Causal Discovery
We have been working hard to put causal discovery on a more firm footing. Causal discovery, unraveling cause and effect in complex systems, is a rapidly developing field, especially in its application to the natural and earth sciences, such as atmospheric science.
The information theoretic approach has proved very useful for causal network discovery in this field filled with nonlinear relationships. Current calculations using this approach return values that are difficult to interpret physically, and existing causal discovery methods either do not incorporate the possibility that processes combine inseparably to influence another process, or the specific form of the nonlinear interaction has to be specified.
This is slightly surprising as inseparable interaction terms are a fundamental aspect of the dynamics of the atmosphere and the specific form is often unknown.
We proposed a new causal discovery framework that attempts to overcome these issues by first renormalizing all variables to have equal variance in order to remove all human-imposed scaling and to have a single reference process with which we compare the amount of information of maximal entropy and infinite variance.
Then the method determines what we call the latent information content of the transformed variable as well as contributions to total information in the form of mutual information with other (lagged) known processes.,Furthermore, the framework accounts for inseparable causation of multiple processes on a single process, ie. terms such as xn+1=ynzn+…, or even more complicated terms.

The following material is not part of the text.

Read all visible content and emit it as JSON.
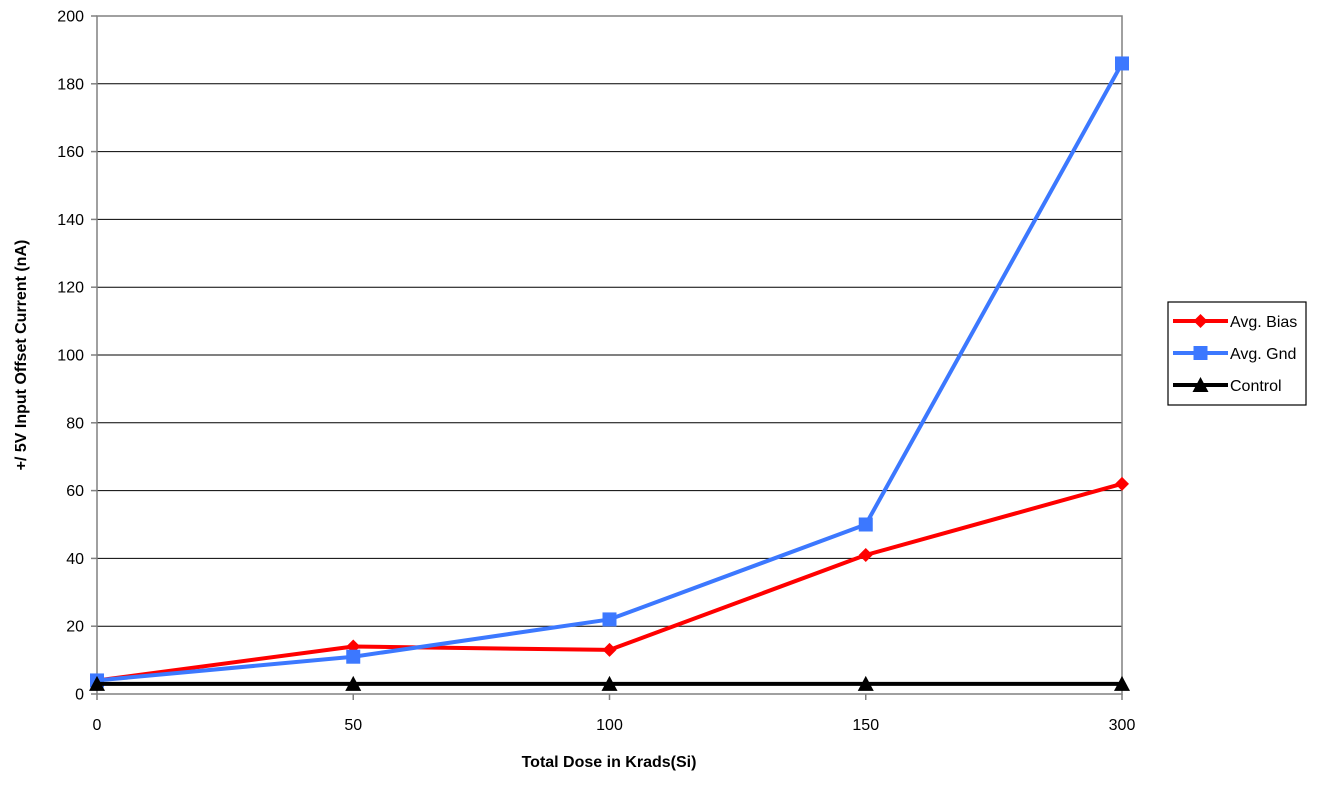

Allowing for inseparable interaction of unknown form is crucial, and our new framework explicitly incorporates this, further advancing our ability to unravel cause and effect in the complex atmospheric system.
We are in the process of testing the merit of the new framework in highly nonlinear and inseparable systems that have atmospheric relevance. Since the computational effort grows exponentially with the number of processes in the network special attention will be given to efficient numerical implementation of the framework.
This is work in collaboration with Michael DeCaria, Christine Chiu, Nachi Chakraborty, and Manuel Pulido.